Adapun peraturan yang dijadikan dasar dalam menentukan tarif PPh final ini
adalah berdasarkan pasal 4 ayat 2. Di mana pasal tersebut mengenakan biaya tarif
untuk bunga deposito sebesar 20 %. Namun untuk penghasilan dari undian hadiah
tarif dikenakan sebesar 25 %. Berbeda halnya dengan tarif yang dikenakan dengan
PPh non final yang berdasarkan dengan Peraturan Presiden.
3. Waktu Penyetoran
Perbedaan pajak penghasilan final dan pajak penghasilan non final juga dapat
dilihat dari waktu penyetoran. Di mana waktu penyetoran untuk PPh final dapat
dilihat dari jumlah pajak yang dipotong. Pemotongan tersebut dapat dilakukan oleh
pihak lain yang bersangkutan maupun dari setoran yang dibayar sendiri. Kemudian
nantinya akan di kredit pada saat SPT Tahunan.

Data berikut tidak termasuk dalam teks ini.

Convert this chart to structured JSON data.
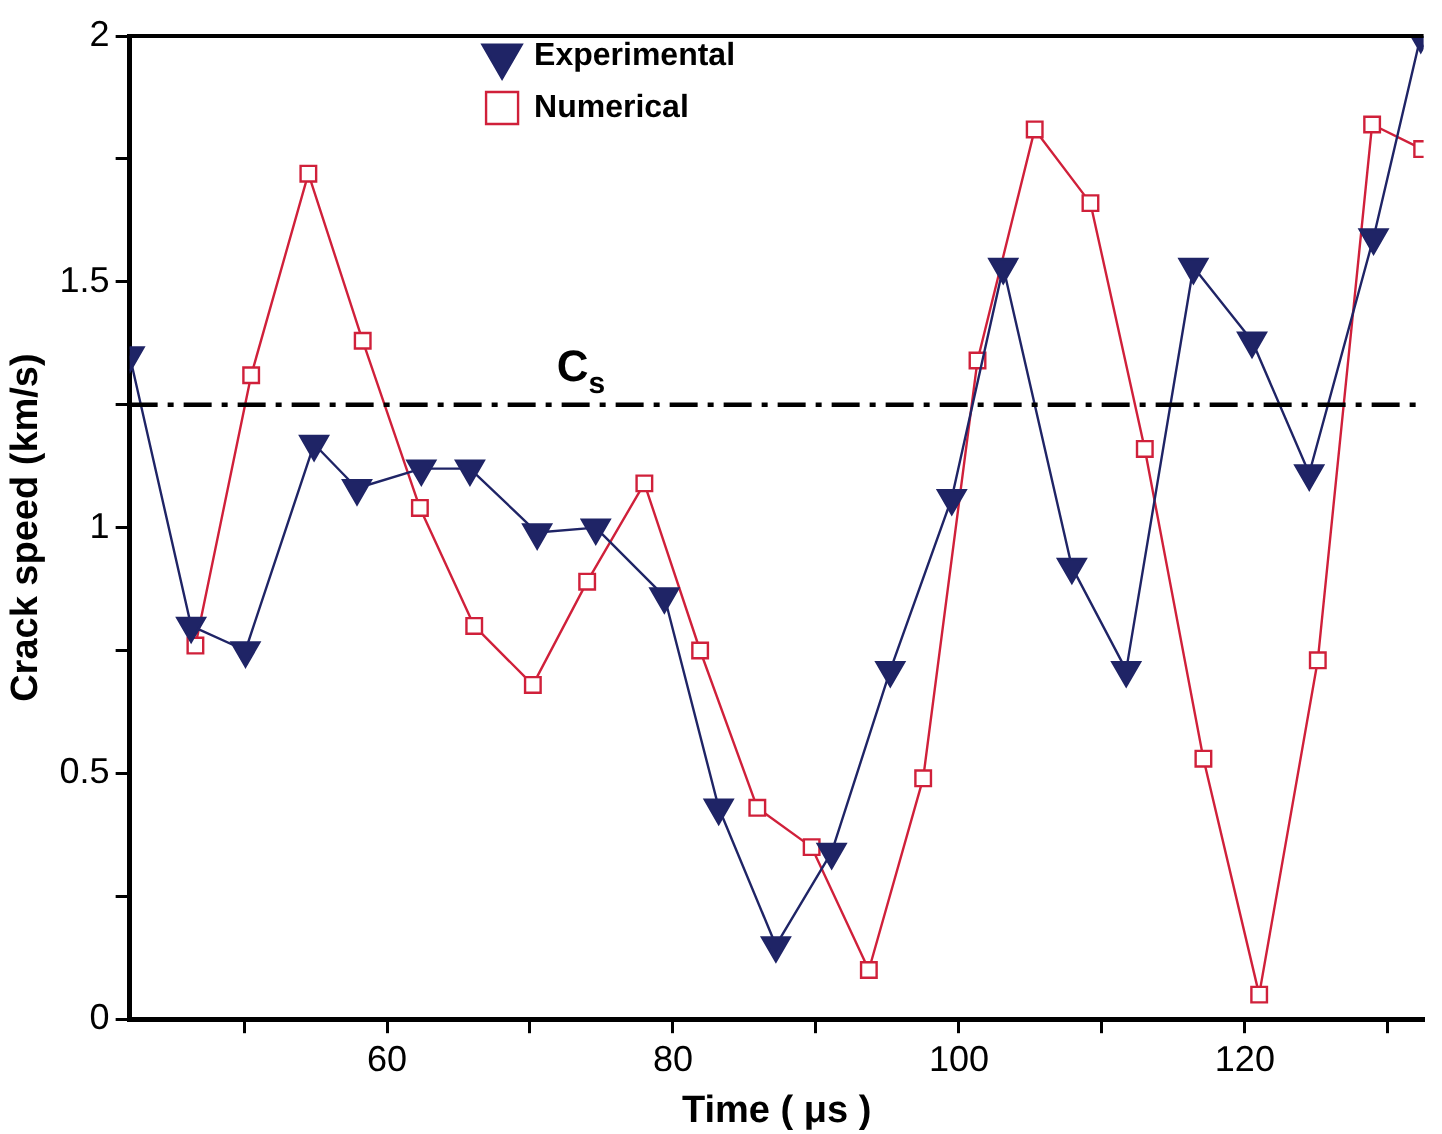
{
  "chart_data": {
    "type": "line",
    "xlabel": "Time ( μs )",
    "ylabel": "Crack speed (km/s)",
    "xlim": [
      42,
      132.5
    ],
    "xticks": [
      {
        "value": 50,
        "label": null
      },
      60,
      {
        "value": 70,
        "label": null
      },
      80,
      {
        "value": 90,
        "label": null
      },
      100,
      {
        "value": 110,
        "label": null
      },
      120,
      {
        "value": 130,
        "label": null
      }
    ],
    "ylim": [
      0,
      2
    ],
    "yticks": [
      0,
      {
        "value": 0.25,
        "label": null
      },
      0.5,
      {
        "value": 0.75,
        "label": null
      },
      1,
      {
        "value": 1.25,
        "label": null
      },
      1.5,
      {
        "value": 1.75,
        "label": null
      },
      2
    ],
    "grid": false,
    "legend": "top left",
    "line_style": "solid",
    "ref_lines": [
      {
        "axis": "y",
        "value": 1.25,
        "label": "C$_{s}$",
        "color": "#000000",
        "line_style": "dashed"
      }
    ],
    "series": [
      {
        "name": "Experimental",
        "color": "#1f2466",
        "marker": "triangle",
        "x": [
          42,
          46.3,
          50.1,
          54.9,
          57.9,
          62.4,
          65.8,
          70.5,
          74.6,
          79.4,
          83.2,
          87.2,
          91.1,
          95.2,
          99.5,
          103.1,
          107.9,
          111.7,
          116.4,
          120.5,
          124.5,
          129.0,
          132.3
        ],
        "values": [
          1.35,
          0.8,
          0.75,
          1.17,
          1.08,
          1.12,
          1.12,
          0.99,
          1.0,
          0.86,
          0.43,
          0.15,
          0.34,
          0.71,
          1.06,
          1.53,
          0.92,
          0.71,
          1.53,
          1.38,
          1.11,
          1.59,
          2.0
        ]
      },
      {
        "name": "Numerical",
        "color": "#d0203a",
        "marker": "square",
        "x": [
          46.6,
          50.5,
          54.5,
          58.3,
          62.3,
          66.1,
          70.2,
          74.0,
          78.0,
          81.9,
          85.9,
          89.7,
          93.7,
          97.5,
          101.3,
          105.3,
          109.2,
          113.0,
          117.1,
          121.0,
          125.1,
          128.9,
          132.4
        ],
        "values": [
          0.76,
          1.31,
          1.72,
          1.38,
          1.04,
          0.8,
          0.68,
          0.89,
          1.09,
          0.75,
          0.43,
          0.35,
          0.1,
          0.49,
          1.34,
          1.81,
          1.66,
          1.16,
          0.53,
          0.05,
          0.73,
          1.82,
          1.77
        ]
      }
    ]
  }
}
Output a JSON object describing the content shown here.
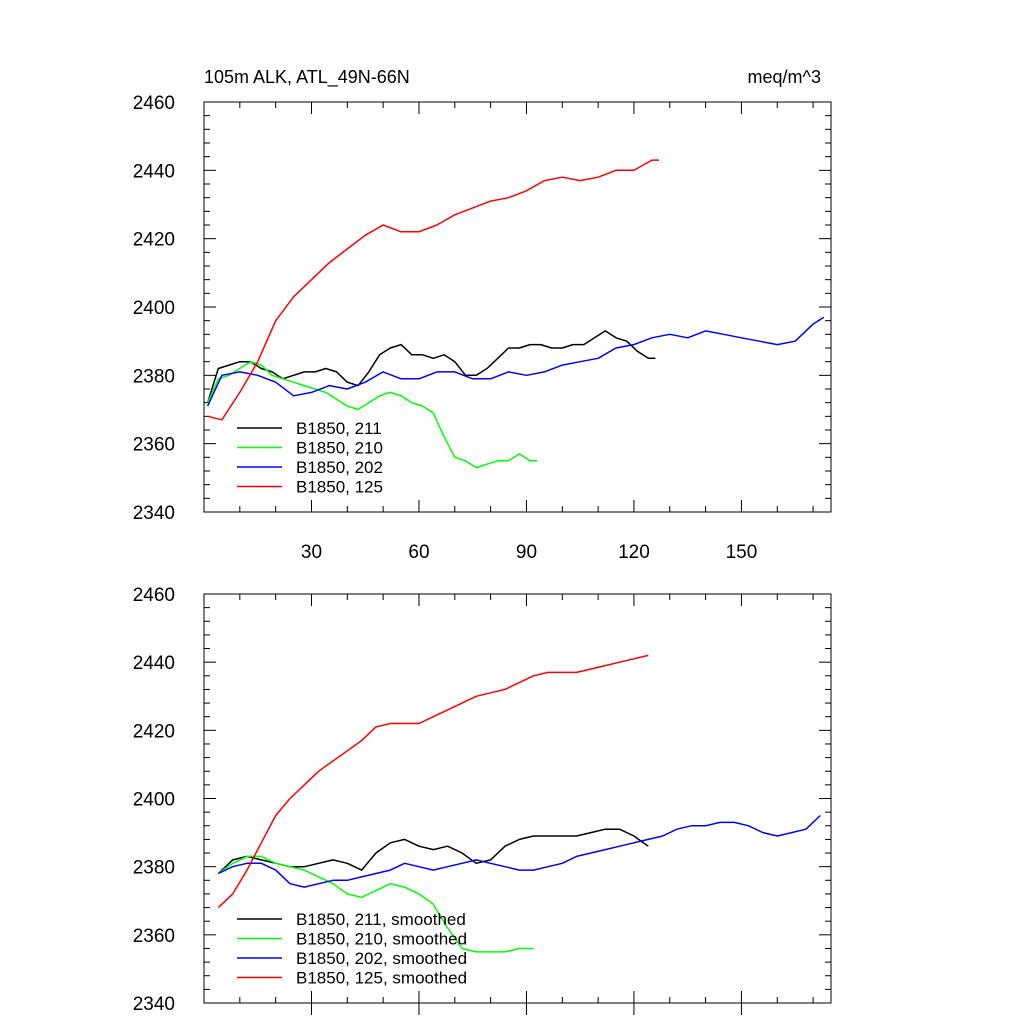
{
  "chart_data": [
    {
      "type": "line",
      "title": "105m ALK, ATL_49N-66N",
      "units": "meq/m^3",
      "xlabel": "",
      "ylabel": "",
      "xlim": [
        0,
        175
      ],
      "ylim": [
        2340,
        2460
      ],
      "xticks": [
        30,
        60,
        90,
        120,
        150
      ],
      "xtick_labels": [
        "30",
        "60",
        "90",
        "120",
        "150"
      ],
      "yticks": [
        2340,
        2360,
        2380,
        2400,
        2420,
        2440,
        2460
      ],
      "ytick_labels": [
        "2340",
        "2360",
        "2380",
        "2400",
        "2420",
        "2440",
        "2460"
      ],
      "legend_position": "bottom-left",
      "series": [
        {
          "name": "B1850, 211",
          "color": "#000000",
          "x": [
            1,
            4,
            7,
            10,
            13,
            16,
            19,
            22,
            25,
            28,
            31,
            34,
            37,
            40,
            43,
            46,
            49,
            52,
            55,
            58,
            61,
            64,
            67,
            70,
            73,
            76,
            79,
            82,
            85,
            88,
            91,
            94,
            97,
            100,
            103,
            106,
            109,
            112,
            115,
            118,
            121,
            124,
            126
          ],
          "y": [
            2372,
            2382,
            2383,
            2384,
            2384,
            2382,
            2381,
            2379,
            2380,
            2381,
            2381,
            2382,
            2381,
            2378,
            2377,
            2381,
            2386,
            2388,
            2389,
            2386,
            2386,
            2385,
            2386,
            2384,
            2380,
            2380,
            2382,
            2385,
            2388,
            2388,
            2389,
            2389,
            2388,
            2388,
            2389,
            2389,
            2391,
            2393,
            2391,
            2390,
            2387,
            2385,
            2385
          ]
        },
        {
          "name": "B1850, 210",
          "color": "#00ff00",
          "x": [
            1,
            4,
            7,
            10,
            13,
            16,
            19,
            22,
            25,
            28,
            31,
            34,
            37,
            40,
            43,
            46,
            49,
            52,
            55,
            58,
            61,
            64,
            67,
            70,
            73,
            76,
            79,
            82,
            85,
            88,
            91,
            93
          ],
          "y": [
            2372,
            2379,
            2380,
            2382,
            2384,
            2383,
            2380,
            2379,
            2378,
            2377,
            2376,
            2375,
            2373,
            2371,
            2370,
            2372,
            2374,
            2375,
            2374,
            2372,
            2371,
            2369,
            2362,
            2356,
            2355,
            2353,
            2354,
            2355,
            2355,
            2357,
            2355,
            2355
          ]
        },
        {
          "name": "B1850, 202",
          "color": "#0000ff",
          "x": [
            1,
            5,
            10,
            15,
            20,
            25,
            30,
            35,
            40,
            45,
            50,
            55,
            60,
            65,
            70,
            75,
            80,
            85,
            90,
            95,
            100,
            105,
            110,
            115,
            120,
            125,
            130,
            135,
            140,
            145,
            150,
            155,
            160,
            165,
            170,
            173
          ],
          "y": [
            2371,
            2380,
            2381,
            2380,
            2378,
            2374,
            2375,
            2377,
            2376,
            2378,
            2381,
            2379,
            2379,
            2381,
            2381,
            2379,
            2379,
            2381,
            2380,
            2381,
            2383,
            2384,
            2385,
            2388,
            2389,
            2391,
            2392,
            2391,
            2393,
            2392,
            2391,
            2390,
            2389,
            2390,
            2395,
            2397
          ]
        },
        {
          "name": "B1850, 125",
          "color": "#ff0000",
          "x": [
            1,
            5,
            10,
            15,
            20,
            25,
            30,
            35,
            40,
            45,
            50,
            55,
            60,
            65,
            70,
            75,
            80,
            85,
            90,
            95,
            100,
            105,
            110,
            115,
            120,
            125,
            127
          ],
          "y": [
            2368,
            2367,
            2375,
            2384,
            2396,
            2403,
            2408,
            2413,
            2417,
            2421,
            2424,
            2422,
            2422,
            2424,
            2427,
            2429,
            2431,
            2432,
            2434,
            2437,
            2438,
            2437,
            2438,
            2440,
            2440,
            2443,
            2443
          ]
        }
      ]
    },
    {
      "type": "line",
      "title": "",
      "xlabel": "",
      "ylabel": "",
      "xlim": [
        0,
        175
      ],
      "ylim": [
        2340,
        2460
      ],
      "xticks": [
        30,
        60,
        90,
        120,
        150
      ],
      "xtick_labels": [],
      "yticks": [
        2340,
        2360,
        2380,
        2400,
        2420,
        2440,
        2460
      ],
      "ytick_labels": [
        "2340",
        "2360",
        "2380",
        "2400",
        "2420",
        "2440",
        "2460"
      ],
      "legend_position": "bottom-left",
      "series": [
        {
          "name": "B1850, 211, smoothed",
          "color": "#000000",
          "x": [
            4,
            8,
            12,
            16,
            20,
            24,
            28,
            32,
            36,
            40,
            44,
            48,
            52,
            56,
            60,
            64,
            68,
            72,
            76,
            80,
            84,
            88,
            92,
            96,
            100,
            104,
            108,
            112,
            116,
            120,
            124
          ],
          "y": [
            2378,
            2382,
            2383,
            2382,
            2381,
            2380,
            2380,
            2381,
            2382,
            2381,
            2379,
            2384,
            2387,
            2388,
            2386,
            2385,
            2386,
            2384,
            2381,
            2382,
            2386,
            2388,
            2389,
            2389,
            2389,
            2389,
            2390,
            2391,
            2391,
            2389,
            2386
          ]
        },
        {
          "name": "B1850, 210, smoothed",
          "color": "#00ff00",
          "x": [
            4,
            8,
            12,
            16,
            20,
            24,
            28,
            32,
            36,
            40,
            44,
            48,
            52,
            56,
            60,
            64,
            68,
            72,
            76,
            80,
            84,
            88,
            92
          ],
          "y": [
            2378,
            2381,
            2383,
            2383,
            2381,
            2380,
            2379,
            2377,
            2375,
            2372,
            2371,
            2373,
            2375,
            2374,
            2372,
            2369,
            2362,
            2356,
            2355,
            2355,
            2355,
            2356,
            2356
          ]
        },
        {
          "name": "B1850, 202, smoothed",
          "color": "#0000ff",
          "x": [
            4,
            8,
            12,
            16,
            20,
            24,
            28,
            32,
            36,
            40,
            44,
            48,
            52,
            56,
            60,
            64,
            68,
            72,
            76,
            80,
            84,
            88,
            92,
            96,
            100,
            104,
            108,
            112,
            116,
            120,
            124,
            128,
            132,
            136,
            140,
            144,
            148,
            152,
            156,
            160,
            164,
            168,
            172
          ],
          "y": [
            2378,
            2380,
            2381,
            2381,
            2379,
            2375,
            2374,
            2375,
            2376,
            2376,
            2377,
            2378,
            2379,
            2381,
            2380,
            2379,
            2380,
            2381,
            2382,
            2381,
            2380,
            2379,
            2379,
            2380,
            2381,
            2383,
            2384,
            2385,
            2386,
            2387,
            2388,
            2389,
            2391,
            2392,
            2392,
            2393,
            2393,
            2392,
            2390,
            2389,
            2390,
            2391,
            2395
          ]
        },
        {
          "name": "B1850, 125, smoothed",
          "color": "#ff0000",
          "x": [
            4,
            8,
            12,
            16,
            20,
            24,
            28,
            32,
            36,
            40,
            44,
            48,
            52,
            56,
            60,
            64,
            68,
            72,
            76,
            80,
            84,
            88,
            92,
            96,
            100,
            104,
            108,
            112,
            116,
            120,
            124
          ],
          "y": [
            2368,
            2372,
            2379,
            2387,
            2395,
            2400,
            2404,
            2408,
            2411,
            2414,
            2417,
            2421,
            2422,
            2422,
            2422,
            2424,
            2426,
            2428,
            2430,
            2431,
            2432,
            2434,
            2436,
            2437,
            2437,
            2437,
            2438,
            2439,
            2440,
            2441,
            2442
          ]
        }
      ]
    }
  ]
}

Berbeda halnya dengan pajak penghasilan non final yang lebih mengutamakan
suatu kewajiban. Setelah mengutamakan kewajiban selanjutnya bisa dibayar tunai
pada saat melakukan penyetoran yang akan dilaporkan kepada SPT Tahunan.
Pembayaran dapat dikatakan lunas apabila seseorang sudah melakukan
perhitungan pajak yang dihitung pada waktu akhir tahun.